No pudo aguantar tanto dolor junto y se desmayó. Cuando despertó, la gente toda se había ido para sus casas y la ciudad se veía como abandonada aunque todavía se oían las cornetas y carros que estaban por allí cerca. Se paró del suelo de un solo salto y también se fue para su casa. Quiso entender que aquella cosa le había sucedido a él sólo y el destino se lo había guardado para que se curara de esa cosa fea que le picaba hasta por dentro.
Al día siguiente se levantó y fue a su trabajo en la gasolinera que queda en la salida del pueblo. Estaba feliz, no solamente porque se había curado. Era una alegría que le venía de adentro, como del corazón. En la tarde, como a las dos, le dio un dolor de cabeza muy grande y ni siquiera podía abrir los ojos por ese dolor que le había caído encima como un aguacero de piedras y se dio cuenta que estaba ciego más allá del dolor. Maldijo. Maldijo primero calladito, luego en voz alta y por último gritó a todo pulmón su desgracia.

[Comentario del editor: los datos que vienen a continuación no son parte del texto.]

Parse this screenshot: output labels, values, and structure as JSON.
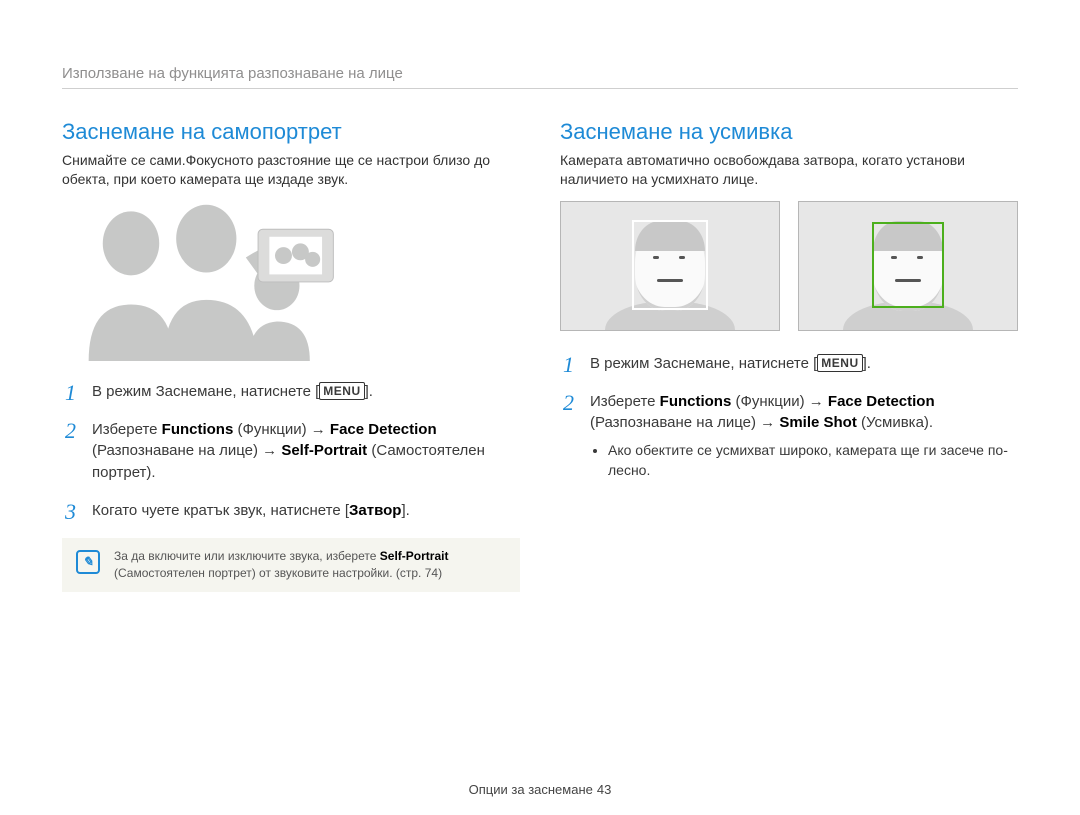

Oyó la voz diciéndole que pusiera sus manos en los ojos, así. Lo hizo y se le quitó la ceguera y el dolor. Se dio cuenta de que sus manos tenían algo milagroso porque se había curado él mismo. Abrió los ojos para ver si era cierto y miró hacia la montaña y se dio cuenta de que el cigarrillo que había prendido en la sala después de la cena ya se había acabado y los gallos ya estaban anunciando la nueva madrugada.